The fact that the environment in which an employee works is not ‘dangerous’ makes no difference to the legitimacy of such rules. It may, however, constitute an aggravating factor; e.g. if an employee who operates heavy or dangerous machinery is found to be under the influence of an intoxicating substance.
Where an employee is tested to establish the possible presence of an intoxicating substance, such test must comply with s7 of the Employment Equity Act. The employer must also ensure that testing is voluntary and confidential. However, the employer may introduce a condition of employment that makes it obligatory to undergo regular medical testing if employment conditions justify this.
Does the employee have to be ‘under the influence’ before action can be taken?
The active compound in marijuana‚ tetrahydrocannabinol (THC)‚ apparently can linger in a person’s system for weeks and even months for heavy users – far longer than is the case with alcohol. This means that an employee who legally used dagga on a Friday evening is likely to show traces of the drug if tested at work on a Monday, but will no longer be under the influence, and is unlikely to be impaired.
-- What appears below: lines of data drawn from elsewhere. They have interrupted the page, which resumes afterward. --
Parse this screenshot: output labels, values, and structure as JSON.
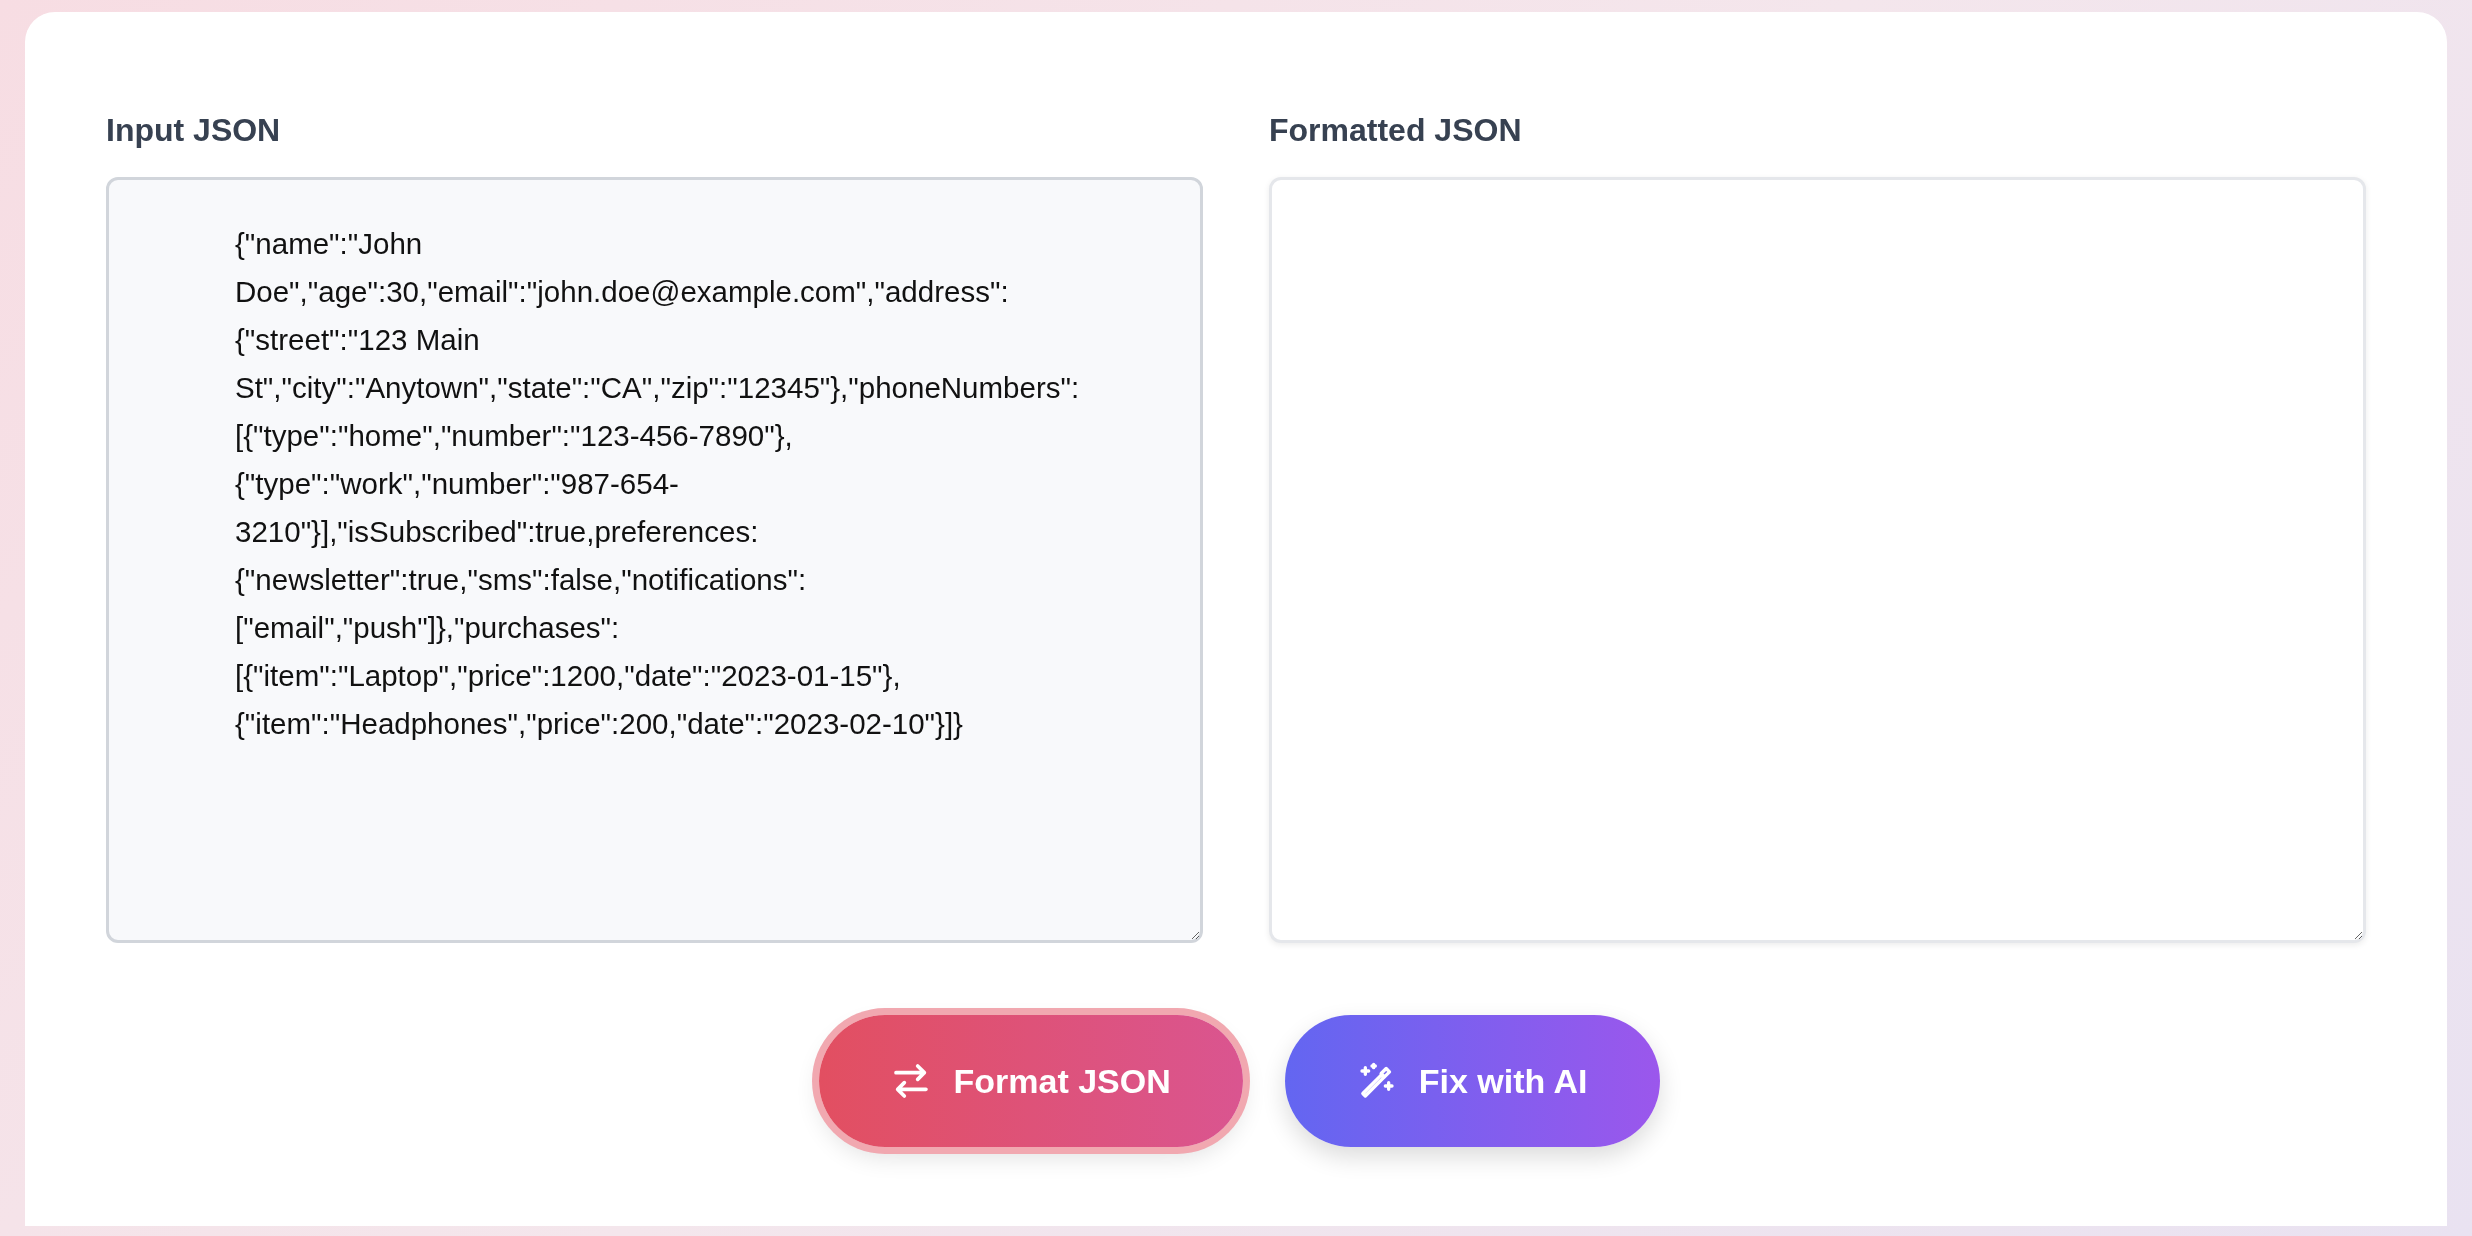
{
  "input_panel": {
    "label": "Input JSON",
    "value": "{\"name\":\"John Doe\",\"age\":30,\"email\":\"john.doe@example.com\",\"address\":{\"street\":\"123 Main St\",\"city\":\"Anytown\",\"state\":\"CA\",\"zip\":\"12345\"},\"phoneNumbers\":[{\"type\":\"home\",\"number\":\"123-456-7890\"},{\"type\":\"work\",\"number\":\"987-654-3210\"}],\"isSubscribed\":true,preferences:{\"newsletter\":true,\"sms\":false,\"notifications\":[\"email\",\"push\"]},\"purchases\":[{\"item\":\"Laptop\",\"price\":1200,\"date\":\"2023-01-15\"},{\"item\":\"Headphones\",\"price\":200,\"date\":\"2023-02-10\"}]}"
  },
  "output_panel": {
    "label": "Formatted JSON"
  },
  "buttons": [
    {
      "kind": "format",
      "label": "Format JSON",
      "focused": true
    },
    {
      "kind": "ai",
      "label": "Fix with AI",
      "focused": false
    }
  ]
}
In other words, even if a person is no longer ‘high’‚ he or she can still test positive for the substance. In our previous instalment, we suggested that the mere presence of dagga will not be sufficient to prove that a person is under its influence.
However, the Court in the present matter held that proof of impairment is not required and that it can automatically be assumed that one is under the influence of dagga due to its intoxicating nature. We believe that this conclusion is incorrect. Thus, if an employer alleges that an employee is under the influence of any intoxicating substance, this will need to be proved. Failing such proof, the employer can still charge an employee for the presence of an intoxicating substance in her or his system. Depending on the repeated nature of the transgression, or the nature of the employer’s activities (dangerous or high), this can also lead to dismissal.
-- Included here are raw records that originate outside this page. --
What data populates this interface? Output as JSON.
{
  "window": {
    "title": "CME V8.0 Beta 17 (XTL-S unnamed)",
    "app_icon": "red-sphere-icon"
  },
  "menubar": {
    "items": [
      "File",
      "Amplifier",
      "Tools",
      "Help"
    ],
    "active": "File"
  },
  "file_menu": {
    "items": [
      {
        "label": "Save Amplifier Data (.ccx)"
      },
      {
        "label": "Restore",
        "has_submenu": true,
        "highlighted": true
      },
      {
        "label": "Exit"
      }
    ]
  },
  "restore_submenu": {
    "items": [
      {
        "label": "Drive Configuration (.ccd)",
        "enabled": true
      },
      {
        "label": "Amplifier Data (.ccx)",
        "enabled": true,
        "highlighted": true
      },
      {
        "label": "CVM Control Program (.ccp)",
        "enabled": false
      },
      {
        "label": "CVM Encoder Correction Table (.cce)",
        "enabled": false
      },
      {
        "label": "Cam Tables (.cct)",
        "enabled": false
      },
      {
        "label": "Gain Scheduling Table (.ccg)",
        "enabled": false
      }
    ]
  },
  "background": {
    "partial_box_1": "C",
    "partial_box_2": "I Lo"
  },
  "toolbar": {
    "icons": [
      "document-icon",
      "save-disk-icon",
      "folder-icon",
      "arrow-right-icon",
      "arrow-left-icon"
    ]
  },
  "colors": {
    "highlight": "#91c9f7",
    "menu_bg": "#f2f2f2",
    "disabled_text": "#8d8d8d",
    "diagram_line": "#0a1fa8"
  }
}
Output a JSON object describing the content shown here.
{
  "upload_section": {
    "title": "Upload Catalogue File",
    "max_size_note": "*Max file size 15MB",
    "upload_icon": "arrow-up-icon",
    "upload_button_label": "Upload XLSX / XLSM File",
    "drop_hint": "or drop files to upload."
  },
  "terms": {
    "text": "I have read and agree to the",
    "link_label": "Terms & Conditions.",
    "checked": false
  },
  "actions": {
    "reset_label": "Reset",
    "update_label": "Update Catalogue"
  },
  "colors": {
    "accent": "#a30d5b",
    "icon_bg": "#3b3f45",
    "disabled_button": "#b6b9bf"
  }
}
What if the employee uses dagga for medical reasons?
It is clear from the judgement of the Court that it was incumbent on the employee to seek assistance from her employer as soon as possible after commencing with the consumption of dagga. Instead, she “chose her own ways, out of her volition, to consume dagga despite full knowledge that she will repetitively test positive and most importantly, in breach of the … policy.” Although not clear from the judgement, the employer would in that case have had to make an attempt to accommodate the employee, failing which it should have been managed as a matter of incapacity.
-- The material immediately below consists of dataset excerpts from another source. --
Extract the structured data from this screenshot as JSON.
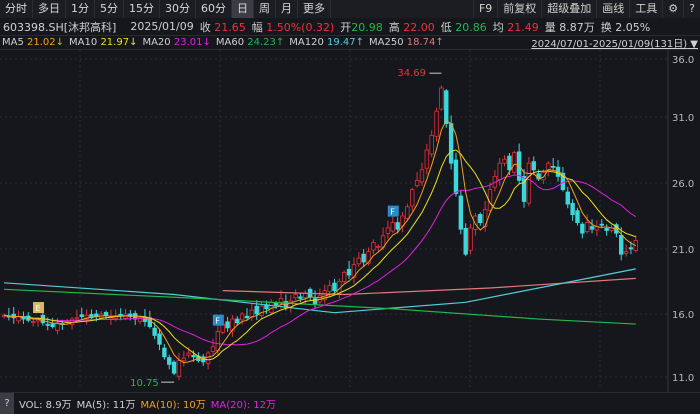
{
  "tabs": [
    "分时",
    "多日",
    "1分",
    "5分",
    "15分",
    "30分",
    "60分",
    "日",
    "周",
    "月",
    "更多"
  ],
  "active_tab": "日",
  "toolbar_right": [
    "F9",
    "前复权",
    "超级叠加",
    "画线",
    "工具"
  ],
  "toolbar_icons": [
    "gear-icon",
    "help-icon"
  ],
  "info": {
    "code": "603398.SH[沐邦高科]",
    "date": "2025/01/09",
    "close_label": "收",
    "close": "21.65",
    "amp_label": "幅",
    "amp": "1.50%(0.32)",
    "open_label": "开",
    "open": "20.98",
    "high_label": "高",
    "high": "22.00",
    "low_label": "低",
    "low": "20.86",
    "avg_label": "均",
    "avg": "21.49",
    "vol_label": "量",
    "vol": "8.87万",
    "turn_label": "换",
    "turn": "2.05%"
  },
  "ma": [
    {
      "name": "MA5",
      "value": "21.02↓",
      "color": "#f0a020"
    },
    {
      "name": "MA10",
      "value": "21.97↓",
      "color": "#e8e020"
    },
    {
      "name": "MA20",
      "value": "23.01↓",
      "color": "#e020e0"
    },
    {
      "name": "MA60",
      "value": "24.23↑",
      "color": "#1fb84a"
    },
    {
      "name": "MA120",
      "value": "19.47↑",
      "color": "#4fd0d8"
    },
    {
      "name": "MA250",
      "value": "18.74↑",
      "color": "#e07a78"
    }
  ],
  "range": "2024/07/01-2025/01/09(131日)",
  "chart_data": {
    "type": "candlestick",
    "yticks": [
      "36.0",
      "31.0",
      "26.0",
      "21.0",
      "16.0",
      "11.0"
    ],
    "closes": [
      15.9,
      15.8,
      15.7,
      15.8,
      15.6,
      15.5,
      15.4,
      15.6,
      15.3,
      15.1,
      15.0,
      15.3,
      15.2,
      15.4,
      15.6,
      15.7,
      15.8,
      15.9,
      15.7,
      15.8,
      16.0,
      15.9,
      15.7,
      15.8,
      15.9,
      16.0,
      15.8,
      15.6,
      15.7,
      15.4,
      15.0,
      14.3,
      13.6,
      12.6,
      12.0,
      11.3,
      12.3,
      12.5,
      12.9,
      12.6,
      12.3,
      12.2,
      12.9,
      13.4,
      14.6,
      15.2,
      14.9,
      15.6,
      15.3,
      16.0,
      15.7,
      16.3,
      16.0,
      16.6,
      16.4,
      16.9,
      16.7,
      17.2,
      16.5,
      17.0,
      17.5,
      17.2,
      17.6,
      17.3,
      16.8,
      17.4,
      17.8,
      18.2,
      17.8,
      18.5,
      19.2,
      19.0,
      19.8,
      20.3,
      20.0,
      20.8,
      21.5,
      21.2,
      22.0,
      22.6,
      23.0,
      22.5,
      23.5,
      24.2,
      25.5,
      26.2,
      27.0,
      28.5,
      29.6,
      31.5,
      33.5,
      30.5,
      27.5,
      25.2,
      22.5,
      20.6,
      22.6,
      23.5,
      23.0,
      24.0,
      25.5,
      26.5,
      27.5,
      27.8,
      27.0,
      28.3,
      26.2,
      24.6,
      27.5,
      27.0,
      26.3,
      26.8,
      27.5,
      27.2,
      26.5,
      25.5,
      24.4,
      23.6,
      23.0,
      22.2,
      23.0,
      22.5,
      22.7,
      22.8,
      22.4,
      22.6,
      22.2,
      20.6,
      20.8,
      21.0,
      21.65
    ],
    "ma60": [
      [
        0,
        17.9
      ],
      [
        40,
        17.2
      ],
      [
        80,
        16.4
      ],
      [
        110,
        15.6
      ],
      [
        130,
        15.2
      ]
    ],
    "ma120": [
      [
        0,
        18.4
      ],
      [
        35,
        17.5
      ],
      [
        68,
        16.1
      ],
      [
        95,
        16.9
      ],
      [
        130,
        19.47
      ]
    ],
    "ma250": [
      [
        45,
        17.8
      ],
      [
        70,
        17.5
      ],
      [
        100,
        18.0
      ],
      [
        130,
        18.74
      ]
    ],
    "high_label": "34.69",
    "low_label": "10.75",
    "markers": [
      {
        "label": "E",
        "index": 7
      },
      {
        "label": "F",
        "index": 44
      },
      {
        "label": "F",
        "index": 80
      }
    ]
  },
  "volume": {
    "vol": "VOL: 8.9万",
    "ma5": "MA(5): 11万",
    "ma10": "MA(10): 10万",
    "ma20": "MA(20): 12万",
    "help": "?"
  }
}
May employers adopt a ‘zero tolerance’ approach to employees having dagga in their system?
The Court did not address this question properly, as it only had to decide on the issues of discrimination and automatically unfair dismissal. According to the Court, this was a normal misconduct case which fell outside its purview. If the matter had been heard in the Commission for Conciliation, Mediation and Arbitration (CCMA), the question about the validity and fairness of the policy/rule is likely to have been canvassed. It is arguable that a blanket approach of prohibiting the mere presence of dagga in an employee’s system would be unfair; e.g. extending the rule to employees whose work activities pose no threat to the health and safety of any person.
While the judgement brings more clarity on some of the questions we raised in our earlier post, many questions remain unanswered. Employers would be well advised to seek clarity with regard to their alcohol and substance abuse policies, as some adaptations may be required.